I remember the game, the runner was not on third and did not score in that inning. By rule, when a fielder throws a ball into the stands, all the base runners are awarded ONE base. Since the runner did not score, the official scorer ruled that the runner advanced on a “fielder’s choice”, so Nixon was not charged with an error. If the base runner had subsequently scored as a result of Nixon’s “choice”, I am sure the official scorer would have ruled it an error, since otherwise the pitch would have unfairly been charged with an earned run.
Understood and thank you for reminding me of that rule. Of course, the intention of the rule was to prevent runners from clearing the bases when an errant throw was made into the stands.

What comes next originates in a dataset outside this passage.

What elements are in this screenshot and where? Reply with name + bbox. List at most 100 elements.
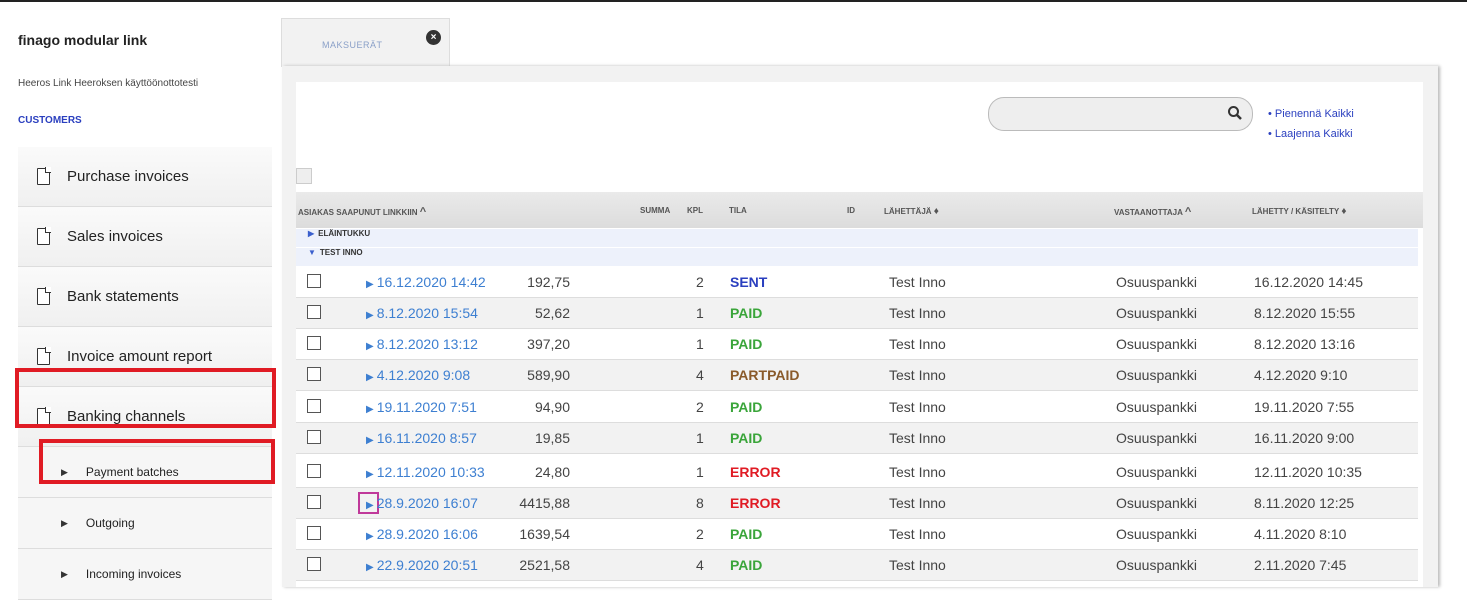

When I was a kid, we played ball by pre-1901 rules. There were three reasons for that:
We considered, for a time, even reverting further back than 1901. Baseball once had a rule that you could score a put out on a base runner by hitting him with a thrown ball legally in play while he was off the base paths. But after careful deliberation, we thought that rule wise to avoid getting someone seriously injured.
People forget that in the beginning days of the game, a baseball was much softer than it is now and often lopsided from extended use.
We laugh when we see those old gloves (little pliability and requiring both hands to make a catch) in museums and such, but some of us kids actually played with those gloves before our parents bought us the more modern versions. This was in the late 1960s, so not so long ago.